The above form of the EFE is the standard established by Misner, Thorne, and Wheeler.^[5] The authors analyzed all conventions that exist and classified according to the following three signs (S1, S2, S3):

${\displaystyle {\begin{aligned}g_{\mu \nu }&=[S1]\times \operatorname {diag} (-1,+1,+1,+1)\\[6pt]{R^{\mu }}_{\alpha \beta \gamma }&=[S2]\times \left(\Gamma _{\alpha \gamma ,\beta }^{\mu }-\Gamma _{\alpha \beta ,\gamma }^{\mu }+\Gamma _{\sigma \beta }^{\mu }\Gamma _{\gamma \alpha }^{\sigma }-\Gamma _{\sigma \gamma }^{\mu }\Gamma _{\beta \alpha }^{\sigma }\right)\\[6pt]G_{\mu \nu }&=[S3]\times {\frac {8\pi G}{c^{4}}}T_{\mu \nu }\end{aligned}}}$

The third sign above is related to the choice of convention for the Ricci tensor:

${\displaystyle R_{\mu \nu }=[S2]\times [S3]\times {R^{\alpha }}_{\mu \alpha \nu }}$

With these definitions Misner, Thorne, and Wheeler classify themselves as (+ + +), whereas Weinberg (1972)^[6] and Peacock (1994)^[7] are (+ − −), Peebles (1980)^[8] and Efstathiou et al. (1990)^[9] are (− + +), Rindler (1977)^{[citation needed]}, Atwater (1974)^{[citation needed]}, Collins Martin & Squires (1989)^[10] are (− + −).

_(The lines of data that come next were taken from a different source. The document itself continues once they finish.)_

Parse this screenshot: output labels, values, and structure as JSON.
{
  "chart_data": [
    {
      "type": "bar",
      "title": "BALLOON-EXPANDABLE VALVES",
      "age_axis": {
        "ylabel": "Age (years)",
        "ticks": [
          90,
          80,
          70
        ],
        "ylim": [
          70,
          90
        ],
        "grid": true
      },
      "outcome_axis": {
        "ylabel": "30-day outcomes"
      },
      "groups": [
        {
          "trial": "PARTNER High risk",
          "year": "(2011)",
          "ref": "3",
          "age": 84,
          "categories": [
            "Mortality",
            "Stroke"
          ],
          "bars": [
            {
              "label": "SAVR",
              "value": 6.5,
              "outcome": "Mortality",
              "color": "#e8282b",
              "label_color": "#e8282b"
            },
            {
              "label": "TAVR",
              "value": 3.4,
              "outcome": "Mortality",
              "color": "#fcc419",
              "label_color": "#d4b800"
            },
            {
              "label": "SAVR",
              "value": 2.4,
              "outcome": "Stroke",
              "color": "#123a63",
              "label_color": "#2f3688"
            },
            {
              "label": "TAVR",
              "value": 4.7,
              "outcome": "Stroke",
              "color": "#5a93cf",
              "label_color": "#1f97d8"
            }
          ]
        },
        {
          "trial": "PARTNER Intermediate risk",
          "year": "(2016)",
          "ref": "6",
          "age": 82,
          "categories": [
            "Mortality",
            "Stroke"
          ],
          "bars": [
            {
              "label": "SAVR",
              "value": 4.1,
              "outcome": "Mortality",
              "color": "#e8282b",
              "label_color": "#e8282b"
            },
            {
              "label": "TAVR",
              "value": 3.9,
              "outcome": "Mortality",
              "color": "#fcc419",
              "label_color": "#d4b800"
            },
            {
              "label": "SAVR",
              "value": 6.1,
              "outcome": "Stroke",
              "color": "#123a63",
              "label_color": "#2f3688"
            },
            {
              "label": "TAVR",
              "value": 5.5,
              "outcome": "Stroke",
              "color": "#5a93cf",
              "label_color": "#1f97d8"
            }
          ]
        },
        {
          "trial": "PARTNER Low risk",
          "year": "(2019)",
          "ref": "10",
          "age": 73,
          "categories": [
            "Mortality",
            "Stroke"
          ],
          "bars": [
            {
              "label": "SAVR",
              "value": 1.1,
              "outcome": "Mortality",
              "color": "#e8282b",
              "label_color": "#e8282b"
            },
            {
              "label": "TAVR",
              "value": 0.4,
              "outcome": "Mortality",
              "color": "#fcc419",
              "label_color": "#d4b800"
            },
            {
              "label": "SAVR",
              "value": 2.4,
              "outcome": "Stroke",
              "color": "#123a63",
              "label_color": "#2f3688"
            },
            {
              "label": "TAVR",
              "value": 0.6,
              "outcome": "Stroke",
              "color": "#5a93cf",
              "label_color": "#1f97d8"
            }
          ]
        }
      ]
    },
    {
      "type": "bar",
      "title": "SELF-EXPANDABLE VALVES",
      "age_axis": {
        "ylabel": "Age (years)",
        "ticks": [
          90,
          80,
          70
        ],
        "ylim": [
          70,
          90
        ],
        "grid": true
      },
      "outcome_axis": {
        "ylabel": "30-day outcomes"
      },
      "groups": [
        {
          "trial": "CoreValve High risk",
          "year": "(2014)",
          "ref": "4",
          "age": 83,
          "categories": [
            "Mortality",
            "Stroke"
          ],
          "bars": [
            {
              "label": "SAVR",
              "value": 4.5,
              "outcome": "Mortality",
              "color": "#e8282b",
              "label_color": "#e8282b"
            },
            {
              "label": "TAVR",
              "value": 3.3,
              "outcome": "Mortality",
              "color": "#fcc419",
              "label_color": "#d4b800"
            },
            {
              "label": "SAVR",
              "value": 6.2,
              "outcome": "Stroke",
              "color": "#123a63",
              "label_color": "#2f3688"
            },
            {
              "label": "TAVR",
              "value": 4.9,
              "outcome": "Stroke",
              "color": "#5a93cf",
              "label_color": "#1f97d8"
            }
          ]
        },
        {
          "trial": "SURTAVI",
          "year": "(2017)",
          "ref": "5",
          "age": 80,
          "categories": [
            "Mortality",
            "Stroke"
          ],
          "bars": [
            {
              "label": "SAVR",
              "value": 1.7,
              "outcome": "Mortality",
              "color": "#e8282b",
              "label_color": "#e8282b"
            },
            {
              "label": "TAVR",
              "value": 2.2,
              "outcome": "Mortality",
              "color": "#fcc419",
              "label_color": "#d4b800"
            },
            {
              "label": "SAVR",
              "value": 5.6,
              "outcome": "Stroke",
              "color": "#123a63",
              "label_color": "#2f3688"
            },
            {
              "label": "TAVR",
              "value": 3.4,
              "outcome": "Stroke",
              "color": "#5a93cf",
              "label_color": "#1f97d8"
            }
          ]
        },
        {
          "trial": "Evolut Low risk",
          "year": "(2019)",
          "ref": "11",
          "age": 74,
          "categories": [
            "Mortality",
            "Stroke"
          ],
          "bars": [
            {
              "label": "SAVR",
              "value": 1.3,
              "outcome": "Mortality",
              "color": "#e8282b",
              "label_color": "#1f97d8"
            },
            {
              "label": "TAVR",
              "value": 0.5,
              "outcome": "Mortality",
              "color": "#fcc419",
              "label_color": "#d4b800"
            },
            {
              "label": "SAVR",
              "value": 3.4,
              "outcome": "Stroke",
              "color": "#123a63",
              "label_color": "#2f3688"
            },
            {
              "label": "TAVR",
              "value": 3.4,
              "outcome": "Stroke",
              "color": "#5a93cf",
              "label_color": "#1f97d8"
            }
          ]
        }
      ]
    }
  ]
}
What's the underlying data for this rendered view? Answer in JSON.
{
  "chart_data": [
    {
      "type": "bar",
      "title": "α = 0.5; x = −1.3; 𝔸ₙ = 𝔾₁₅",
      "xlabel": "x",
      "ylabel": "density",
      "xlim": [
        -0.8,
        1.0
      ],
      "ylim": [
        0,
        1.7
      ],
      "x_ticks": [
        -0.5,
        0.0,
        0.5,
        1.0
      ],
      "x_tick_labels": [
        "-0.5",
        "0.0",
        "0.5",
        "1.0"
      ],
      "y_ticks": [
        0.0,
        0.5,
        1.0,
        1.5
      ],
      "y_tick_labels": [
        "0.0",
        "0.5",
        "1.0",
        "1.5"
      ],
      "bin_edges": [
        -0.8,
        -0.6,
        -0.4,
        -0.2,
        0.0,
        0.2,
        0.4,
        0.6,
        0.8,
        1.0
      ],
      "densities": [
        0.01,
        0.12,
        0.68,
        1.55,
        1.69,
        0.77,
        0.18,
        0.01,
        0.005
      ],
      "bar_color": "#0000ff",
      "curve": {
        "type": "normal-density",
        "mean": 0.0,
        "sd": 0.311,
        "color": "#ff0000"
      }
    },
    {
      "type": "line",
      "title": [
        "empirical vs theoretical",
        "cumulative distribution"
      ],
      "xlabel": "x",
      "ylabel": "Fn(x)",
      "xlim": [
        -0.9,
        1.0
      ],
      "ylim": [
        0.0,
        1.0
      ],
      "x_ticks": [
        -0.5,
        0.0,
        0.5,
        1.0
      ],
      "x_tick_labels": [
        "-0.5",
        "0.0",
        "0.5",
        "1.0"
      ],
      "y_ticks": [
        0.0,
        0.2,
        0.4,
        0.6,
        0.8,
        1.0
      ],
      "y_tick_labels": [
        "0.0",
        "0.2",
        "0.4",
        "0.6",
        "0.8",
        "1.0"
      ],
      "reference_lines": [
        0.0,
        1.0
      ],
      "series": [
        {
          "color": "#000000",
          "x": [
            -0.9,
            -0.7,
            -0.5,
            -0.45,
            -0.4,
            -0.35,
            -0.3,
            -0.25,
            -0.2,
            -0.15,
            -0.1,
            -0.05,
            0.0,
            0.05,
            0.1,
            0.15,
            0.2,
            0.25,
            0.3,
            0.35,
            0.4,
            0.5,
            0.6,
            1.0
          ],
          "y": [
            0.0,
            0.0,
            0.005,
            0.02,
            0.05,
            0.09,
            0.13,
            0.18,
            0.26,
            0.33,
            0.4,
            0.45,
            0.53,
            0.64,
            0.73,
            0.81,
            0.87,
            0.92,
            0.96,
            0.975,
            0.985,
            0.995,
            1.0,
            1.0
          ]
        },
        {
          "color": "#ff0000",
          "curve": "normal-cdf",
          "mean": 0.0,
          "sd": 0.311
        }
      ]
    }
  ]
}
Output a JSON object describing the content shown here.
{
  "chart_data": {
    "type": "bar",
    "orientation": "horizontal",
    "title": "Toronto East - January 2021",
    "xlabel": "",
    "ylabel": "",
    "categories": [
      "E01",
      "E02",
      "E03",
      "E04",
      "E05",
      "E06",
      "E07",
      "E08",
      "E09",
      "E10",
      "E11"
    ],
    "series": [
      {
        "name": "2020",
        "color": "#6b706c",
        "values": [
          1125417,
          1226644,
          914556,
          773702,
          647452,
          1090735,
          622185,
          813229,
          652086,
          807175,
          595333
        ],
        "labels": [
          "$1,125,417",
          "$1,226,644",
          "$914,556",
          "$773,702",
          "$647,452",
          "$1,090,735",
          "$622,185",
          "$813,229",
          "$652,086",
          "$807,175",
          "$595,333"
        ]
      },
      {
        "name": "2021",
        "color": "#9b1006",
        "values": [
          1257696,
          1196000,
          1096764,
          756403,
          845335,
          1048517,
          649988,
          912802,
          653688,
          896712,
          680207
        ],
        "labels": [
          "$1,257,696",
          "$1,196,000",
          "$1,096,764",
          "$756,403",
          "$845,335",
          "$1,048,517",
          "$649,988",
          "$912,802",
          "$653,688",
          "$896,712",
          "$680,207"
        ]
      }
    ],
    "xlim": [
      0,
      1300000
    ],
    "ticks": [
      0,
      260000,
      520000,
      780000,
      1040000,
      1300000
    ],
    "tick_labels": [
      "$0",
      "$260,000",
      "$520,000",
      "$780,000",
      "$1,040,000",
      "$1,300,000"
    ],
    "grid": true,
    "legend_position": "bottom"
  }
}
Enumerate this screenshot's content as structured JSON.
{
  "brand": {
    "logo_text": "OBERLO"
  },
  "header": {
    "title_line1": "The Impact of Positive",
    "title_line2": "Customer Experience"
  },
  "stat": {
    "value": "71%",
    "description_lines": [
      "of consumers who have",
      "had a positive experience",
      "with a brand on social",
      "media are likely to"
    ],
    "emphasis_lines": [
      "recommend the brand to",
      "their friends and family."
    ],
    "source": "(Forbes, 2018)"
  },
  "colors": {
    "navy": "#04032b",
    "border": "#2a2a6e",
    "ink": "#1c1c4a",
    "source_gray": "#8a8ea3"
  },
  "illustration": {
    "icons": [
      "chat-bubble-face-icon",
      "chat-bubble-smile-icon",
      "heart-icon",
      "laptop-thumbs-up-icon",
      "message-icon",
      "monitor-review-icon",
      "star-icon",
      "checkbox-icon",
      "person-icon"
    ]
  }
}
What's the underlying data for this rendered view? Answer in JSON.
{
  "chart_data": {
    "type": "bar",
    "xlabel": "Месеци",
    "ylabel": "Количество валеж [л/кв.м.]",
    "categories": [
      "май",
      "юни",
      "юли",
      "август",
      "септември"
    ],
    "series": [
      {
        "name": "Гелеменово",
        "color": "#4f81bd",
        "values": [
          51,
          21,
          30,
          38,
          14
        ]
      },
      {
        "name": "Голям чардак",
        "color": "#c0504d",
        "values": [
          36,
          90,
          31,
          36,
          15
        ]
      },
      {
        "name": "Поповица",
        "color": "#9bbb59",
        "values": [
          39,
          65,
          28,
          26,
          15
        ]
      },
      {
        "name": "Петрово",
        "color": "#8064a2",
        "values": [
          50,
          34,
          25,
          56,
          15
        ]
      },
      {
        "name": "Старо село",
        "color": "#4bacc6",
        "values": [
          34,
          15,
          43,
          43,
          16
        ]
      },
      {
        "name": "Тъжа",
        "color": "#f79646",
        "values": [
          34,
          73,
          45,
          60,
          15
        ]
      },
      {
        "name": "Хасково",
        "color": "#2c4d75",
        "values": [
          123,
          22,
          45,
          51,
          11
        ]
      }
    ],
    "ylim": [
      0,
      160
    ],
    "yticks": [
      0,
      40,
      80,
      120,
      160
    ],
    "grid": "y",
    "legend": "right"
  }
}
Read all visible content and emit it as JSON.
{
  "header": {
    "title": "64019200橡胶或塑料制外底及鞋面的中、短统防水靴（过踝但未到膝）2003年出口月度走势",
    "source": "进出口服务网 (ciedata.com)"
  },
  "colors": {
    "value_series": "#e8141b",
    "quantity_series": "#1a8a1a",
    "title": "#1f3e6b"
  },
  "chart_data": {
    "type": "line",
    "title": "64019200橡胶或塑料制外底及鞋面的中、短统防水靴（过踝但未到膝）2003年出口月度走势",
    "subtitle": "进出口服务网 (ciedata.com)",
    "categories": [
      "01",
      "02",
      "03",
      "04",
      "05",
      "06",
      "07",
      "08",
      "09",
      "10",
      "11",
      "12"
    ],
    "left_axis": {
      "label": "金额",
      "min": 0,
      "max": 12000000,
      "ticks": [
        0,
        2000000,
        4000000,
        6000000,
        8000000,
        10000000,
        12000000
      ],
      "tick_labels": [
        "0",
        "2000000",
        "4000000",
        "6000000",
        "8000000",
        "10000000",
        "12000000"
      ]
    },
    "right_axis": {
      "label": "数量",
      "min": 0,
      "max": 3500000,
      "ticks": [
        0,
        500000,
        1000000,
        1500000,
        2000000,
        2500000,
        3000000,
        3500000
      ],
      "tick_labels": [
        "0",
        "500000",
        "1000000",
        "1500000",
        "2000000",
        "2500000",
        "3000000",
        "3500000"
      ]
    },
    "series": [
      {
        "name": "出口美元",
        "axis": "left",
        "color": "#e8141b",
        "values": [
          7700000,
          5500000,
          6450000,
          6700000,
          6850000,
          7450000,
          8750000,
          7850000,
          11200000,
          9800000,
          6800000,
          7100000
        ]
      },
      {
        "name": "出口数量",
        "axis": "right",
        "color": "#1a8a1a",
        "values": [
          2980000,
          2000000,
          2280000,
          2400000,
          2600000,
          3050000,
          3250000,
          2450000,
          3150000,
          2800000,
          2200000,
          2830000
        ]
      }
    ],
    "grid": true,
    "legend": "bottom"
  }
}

Authors including Einstein have used a different sign in their definition for the Ricci tensor which results in the sign of the constant on the right side being negative

${\displaystyle R_{\mu \nu }-{\tfrac {1}{2}}Rg_{\mu \nu }-\Lambda g_{\mu \nu }=-{\frac {8\pi G}{c^{4}}}T_{\mu \nu }.}$

The sign of the (very small) cosmological term would change in both these versions, if the (+ − − −) metric sign convention is used rather than the MTW (− + + +) metric sign convention adopted here.